While linking these laws to the measurement of economic growth by physical parameters (particularly the characteristics of energy flows in the economy), Kuznetsov emphasized that the production of "new creative ideas" is the driving force of economic growth, resulting "both in the increase in material well-being, and of an increase in the intellectual power of the human species."

In 1975, Soviet Deputy Prime Ministers L. Smirnov and V. Kirillin formed a Scientific Council on "Problems of Modelling Large-Scale Systems in Physically Measurable Magnitudes." Under the aegis of this council, a secret scientific research project called "Effektivnost" was launched, focussing on methods of measurement and projection of economy, developed by Kuznetsov and his collaborators. "Effektivnost" was described as a design for "management of the country during a special period," an indirect way of saying that it dealt with contingencies for national survival under possible global nuclear warfare. The first chairman of the council was Academician Viktor Mikhailovich Glushkov (a major figure in Soviet economic policy), and then, after his death, Academician Vladimir Sergeyevich Semenikhin, as well as Revoli Mikhailovich Suslov (son of the famous Soviet official Mikhail Suslov), who headed the Central Scientific Research Institute for Radioelectronic Systems. The latter used his authority to protect the project against attack from the side of Communist Party ideologues.

Fellow Political Prisoner LaRouche

Although LaRouche's work had been closely followed in some Soviet circles, and was certainly well-known to some of the participants in the project, the direct contact between Pobisk Kuznetsov and LaRouche's movement began in the early 1990s, when the late Prof. Taras Muranivsky began to organize around LaRouche's ideas in Russia.

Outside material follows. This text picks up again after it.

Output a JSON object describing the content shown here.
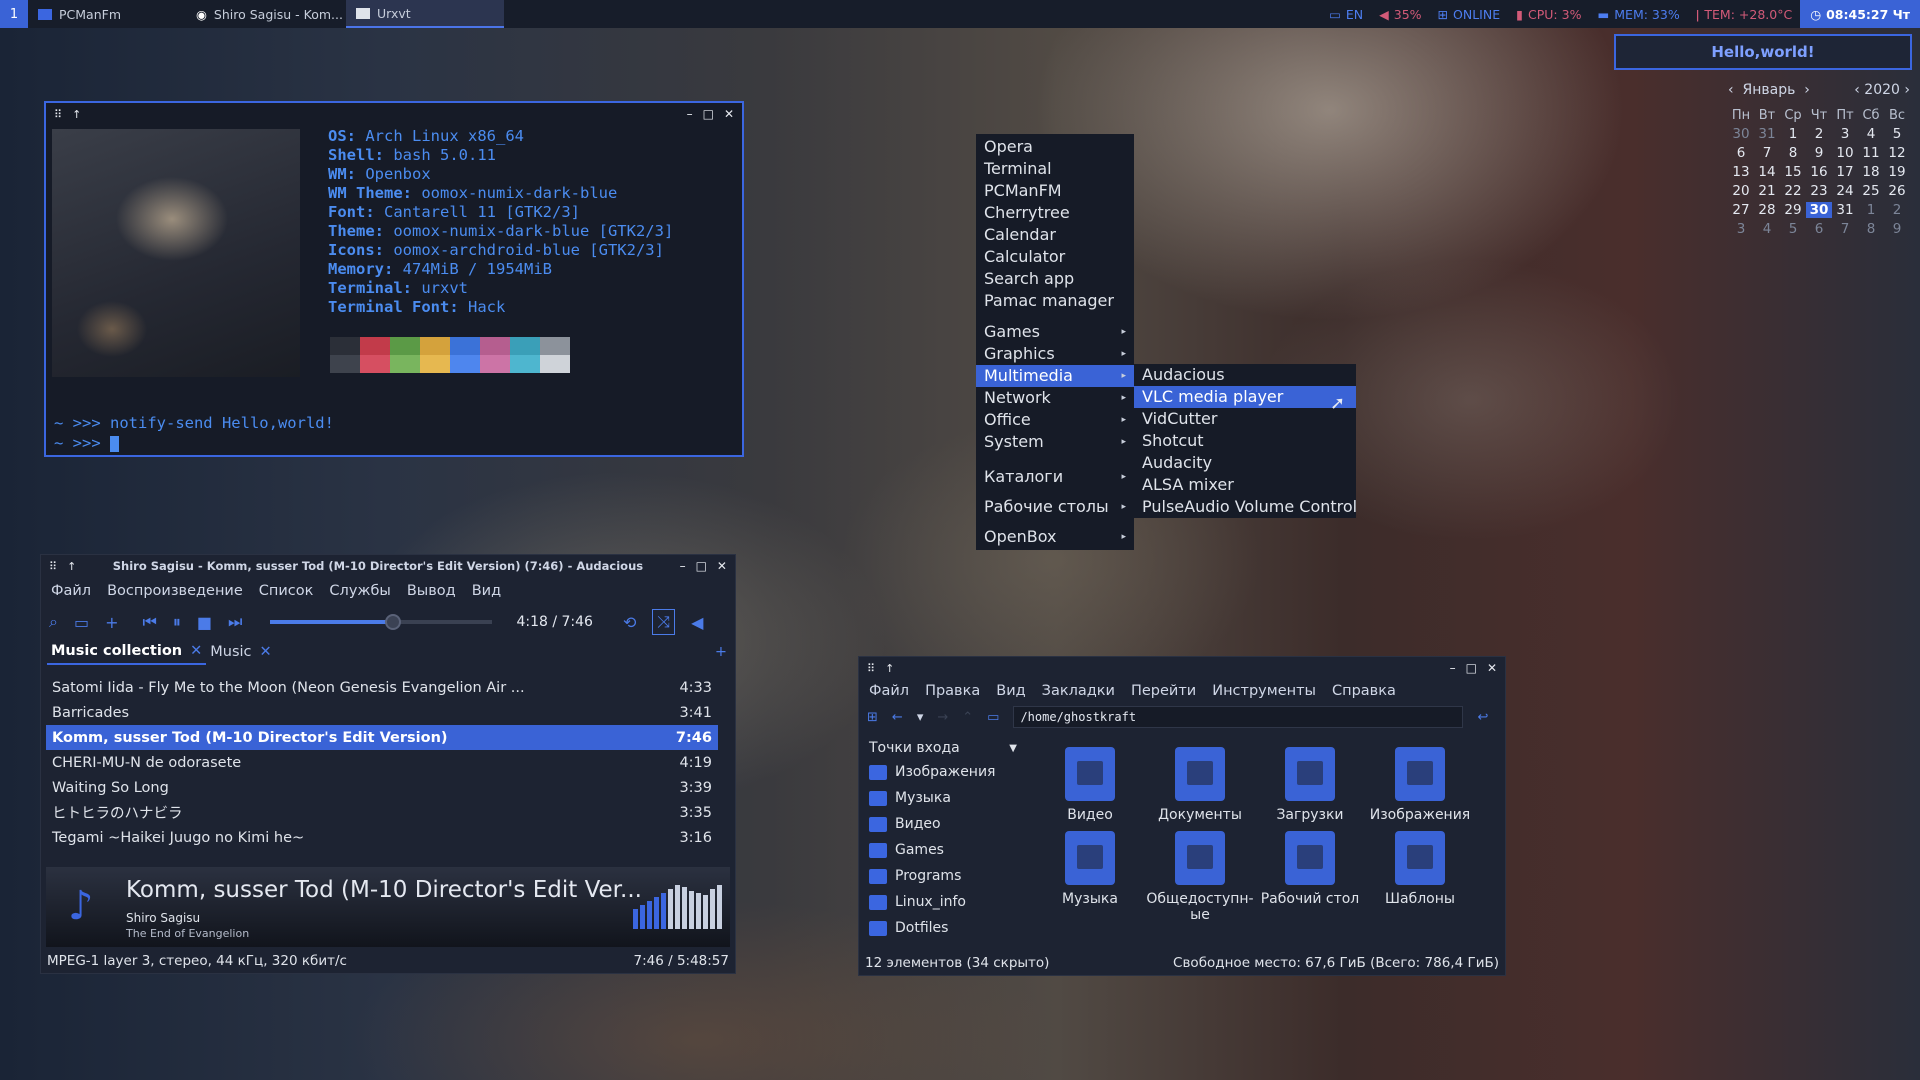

With his characteristic excitement and energy, Kuznetsov immediately seized on the Russian translations of LaRouche's writings (he did not read English), and began discussing LaRouche—then himself a political prisoner in the United States!—in his network of friends and collaborators.

In 1994, the year he celebrated his 70th birthday, Kuznetsov addressed two letters to U.S. President Clinton, demanding an end to the political persecution of LaRouche and his movement, and calling for international collaboration to develop a new global "life-support system" for humanity. He named this initiative "President." Around the same time, Kuznetsov issued a call to the leaders of all religious confessions, to join with him in ending the "rule of money over the spirit" and supporting the "President" project.

In April 1994, Kuznetsov hosted LaRouche for his first visit to Russia, and an extraordinary scientific dialogue took place among LaRouche, Kuznetsov and some other leading participants in the "Effektivnost" project (see EIR, June 10, 1994). He subsequently proposed a new unit for the measurement of physical economic development, naming it after LaRouche: the "La."

Kuznetsov continued to write and publish until the end of his life, among other things co-authoring two technical books, The Engineering-Economic Analysis of Transport Systems and The Mathematical Method of Management, published in 1996, and a broad work, Space and Time in the Evolution of the Global System "Nature-Society-Man," published posthumously in 2001.

Pobisk Kuznetsov is survived by his wife, Alma, and their young daughter. In a postscript to his last book, his co-authors wrote: "Pobisk Georgiyevich's last words were, 'I love all of you.' We take these words as a symbol of faith and hope that we all, the people who knew and loved Pobisk, shall unite around the idea of Creativity in the name of preserving the development of life not only on Earth, but in the Cosmos."